Christina Cuthill

Master of Design (Contemporary Art)

Recently the world-wide pandemic has highlighted our focus on mental health awareness and our emotional make-up. By recontextualizing the silhouette, my aim was to create collages and paintings that portray these emotions in abstract form. Utilising the silhouette in my artistic practice, enabled me to focus my narrative on the importance of nature and our natural environment, and to promote the importance of mental health in art.

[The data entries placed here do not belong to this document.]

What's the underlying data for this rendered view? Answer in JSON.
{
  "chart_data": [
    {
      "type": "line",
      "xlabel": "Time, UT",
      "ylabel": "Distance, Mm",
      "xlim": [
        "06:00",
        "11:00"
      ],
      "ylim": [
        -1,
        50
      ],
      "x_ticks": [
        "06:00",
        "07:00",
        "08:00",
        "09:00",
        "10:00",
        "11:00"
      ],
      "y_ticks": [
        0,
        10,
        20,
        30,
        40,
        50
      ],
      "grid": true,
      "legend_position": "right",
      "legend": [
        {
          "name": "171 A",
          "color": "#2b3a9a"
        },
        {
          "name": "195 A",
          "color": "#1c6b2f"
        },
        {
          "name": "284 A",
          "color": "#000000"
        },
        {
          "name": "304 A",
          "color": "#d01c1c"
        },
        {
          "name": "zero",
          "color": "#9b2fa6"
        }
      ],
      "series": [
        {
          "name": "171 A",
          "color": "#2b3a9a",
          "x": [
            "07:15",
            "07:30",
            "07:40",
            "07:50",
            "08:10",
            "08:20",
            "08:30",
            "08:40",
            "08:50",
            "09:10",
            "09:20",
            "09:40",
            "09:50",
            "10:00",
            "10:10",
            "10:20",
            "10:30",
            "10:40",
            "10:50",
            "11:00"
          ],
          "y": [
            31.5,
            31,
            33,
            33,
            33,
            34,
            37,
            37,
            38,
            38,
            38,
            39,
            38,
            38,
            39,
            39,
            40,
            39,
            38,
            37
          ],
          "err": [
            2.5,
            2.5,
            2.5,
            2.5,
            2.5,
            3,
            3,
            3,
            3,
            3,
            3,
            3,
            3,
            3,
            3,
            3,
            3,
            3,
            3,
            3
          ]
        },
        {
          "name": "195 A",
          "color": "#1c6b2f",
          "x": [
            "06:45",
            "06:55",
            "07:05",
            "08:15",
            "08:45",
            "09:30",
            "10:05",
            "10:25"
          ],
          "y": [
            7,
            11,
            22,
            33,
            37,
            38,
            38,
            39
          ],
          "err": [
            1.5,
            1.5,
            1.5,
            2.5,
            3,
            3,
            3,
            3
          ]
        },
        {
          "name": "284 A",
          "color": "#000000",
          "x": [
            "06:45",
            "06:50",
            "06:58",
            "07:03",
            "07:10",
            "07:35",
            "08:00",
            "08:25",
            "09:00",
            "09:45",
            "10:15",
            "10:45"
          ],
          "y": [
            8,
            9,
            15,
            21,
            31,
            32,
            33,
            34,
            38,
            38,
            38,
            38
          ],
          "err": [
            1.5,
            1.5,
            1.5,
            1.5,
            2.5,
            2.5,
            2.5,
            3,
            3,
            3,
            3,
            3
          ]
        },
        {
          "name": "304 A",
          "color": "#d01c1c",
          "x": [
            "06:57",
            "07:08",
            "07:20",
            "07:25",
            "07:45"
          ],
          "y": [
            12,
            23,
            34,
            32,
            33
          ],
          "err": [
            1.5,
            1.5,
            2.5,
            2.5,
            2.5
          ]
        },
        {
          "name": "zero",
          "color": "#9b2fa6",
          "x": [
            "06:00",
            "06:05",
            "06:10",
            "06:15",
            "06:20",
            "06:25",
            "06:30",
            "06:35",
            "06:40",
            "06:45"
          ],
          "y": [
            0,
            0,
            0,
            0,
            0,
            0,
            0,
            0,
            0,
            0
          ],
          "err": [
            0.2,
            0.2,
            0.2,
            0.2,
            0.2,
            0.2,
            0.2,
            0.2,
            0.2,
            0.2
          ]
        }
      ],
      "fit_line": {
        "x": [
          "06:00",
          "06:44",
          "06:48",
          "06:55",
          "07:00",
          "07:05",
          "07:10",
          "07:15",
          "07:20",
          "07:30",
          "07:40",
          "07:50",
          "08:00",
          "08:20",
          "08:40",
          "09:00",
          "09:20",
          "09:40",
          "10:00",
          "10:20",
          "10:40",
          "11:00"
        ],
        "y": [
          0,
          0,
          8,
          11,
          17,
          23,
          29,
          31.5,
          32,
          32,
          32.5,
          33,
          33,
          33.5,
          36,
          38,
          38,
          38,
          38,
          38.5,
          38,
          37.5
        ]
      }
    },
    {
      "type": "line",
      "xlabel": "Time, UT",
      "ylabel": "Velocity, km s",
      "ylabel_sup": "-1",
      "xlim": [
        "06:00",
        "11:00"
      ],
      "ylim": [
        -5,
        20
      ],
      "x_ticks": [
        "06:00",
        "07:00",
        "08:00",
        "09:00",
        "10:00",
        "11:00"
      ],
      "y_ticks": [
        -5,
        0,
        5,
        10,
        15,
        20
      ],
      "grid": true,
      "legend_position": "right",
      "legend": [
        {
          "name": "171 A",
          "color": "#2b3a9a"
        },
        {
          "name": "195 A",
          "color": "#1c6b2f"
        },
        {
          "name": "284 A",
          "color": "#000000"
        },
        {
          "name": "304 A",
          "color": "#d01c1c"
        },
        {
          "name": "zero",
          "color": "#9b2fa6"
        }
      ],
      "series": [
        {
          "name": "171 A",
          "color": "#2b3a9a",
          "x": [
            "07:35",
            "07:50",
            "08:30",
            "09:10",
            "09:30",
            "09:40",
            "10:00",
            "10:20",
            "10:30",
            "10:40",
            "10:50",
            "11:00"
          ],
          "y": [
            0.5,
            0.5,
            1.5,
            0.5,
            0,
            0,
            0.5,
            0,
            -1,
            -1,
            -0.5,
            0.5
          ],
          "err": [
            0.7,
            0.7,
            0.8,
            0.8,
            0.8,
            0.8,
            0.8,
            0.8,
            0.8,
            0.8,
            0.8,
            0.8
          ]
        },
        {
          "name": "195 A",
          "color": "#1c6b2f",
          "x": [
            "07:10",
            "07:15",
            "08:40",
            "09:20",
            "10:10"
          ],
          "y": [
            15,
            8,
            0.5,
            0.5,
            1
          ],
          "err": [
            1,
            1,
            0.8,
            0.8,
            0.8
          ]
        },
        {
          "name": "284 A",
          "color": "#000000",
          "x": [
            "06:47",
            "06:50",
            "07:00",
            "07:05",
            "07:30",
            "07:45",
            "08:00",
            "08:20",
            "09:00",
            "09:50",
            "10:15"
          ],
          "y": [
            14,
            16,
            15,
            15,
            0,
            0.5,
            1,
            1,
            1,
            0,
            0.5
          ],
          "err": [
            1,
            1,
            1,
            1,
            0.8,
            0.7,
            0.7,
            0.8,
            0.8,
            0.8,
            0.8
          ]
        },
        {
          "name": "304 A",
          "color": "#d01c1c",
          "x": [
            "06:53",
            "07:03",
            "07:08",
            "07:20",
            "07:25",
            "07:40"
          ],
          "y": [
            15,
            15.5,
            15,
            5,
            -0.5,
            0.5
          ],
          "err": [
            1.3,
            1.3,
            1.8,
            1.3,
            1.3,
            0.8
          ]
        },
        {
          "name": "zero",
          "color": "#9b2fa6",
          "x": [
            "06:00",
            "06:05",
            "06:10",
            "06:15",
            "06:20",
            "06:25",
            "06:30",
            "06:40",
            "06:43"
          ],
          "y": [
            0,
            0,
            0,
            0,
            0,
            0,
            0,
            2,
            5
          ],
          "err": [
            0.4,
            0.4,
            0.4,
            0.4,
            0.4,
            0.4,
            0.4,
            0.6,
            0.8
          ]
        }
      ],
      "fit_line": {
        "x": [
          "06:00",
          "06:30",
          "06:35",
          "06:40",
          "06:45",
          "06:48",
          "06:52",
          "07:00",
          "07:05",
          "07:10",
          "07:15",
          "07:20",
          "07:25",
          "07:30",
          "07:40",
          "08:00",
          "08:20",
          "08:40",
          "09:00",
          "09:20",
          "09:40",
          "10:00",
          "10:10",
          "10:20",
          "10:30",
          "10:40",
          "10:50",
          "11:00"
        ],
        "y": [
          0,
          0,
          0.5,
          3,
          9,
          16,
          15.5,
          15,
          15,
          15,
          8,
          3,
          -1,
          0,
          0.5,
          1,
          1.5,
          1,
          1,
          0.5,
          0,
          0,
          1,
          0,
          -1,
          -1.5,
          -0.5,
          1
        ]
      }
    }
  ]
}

Redefining people’s perception of the silhouette was an essential part of my master’s research. Aiming to produce contemporary figurative narratives that do not pinpoint ethnicity or socio-economic status was my main objective and for the visual rhetoric to be ambiguous. I concentrated on the interiority rather than the exteriority of my silhouettes, contrary to the traditional trope of the silhouette, substituting the characteristic flat planes of colour.

It was significant for me to engage in my art-based research, and through the experience, maintain my own level of intuition, reflective thoughts, and visual awareness. Although initially I tried to create each individual artwork as a distinct narrative composition, I started to think coherently towards my final collection, in the hope that the work’s narrative and artistic growth throughout the project was clear. This artistic momentum gathered pace towards the final weeks as it took me a certain window of time to visualize my intentions.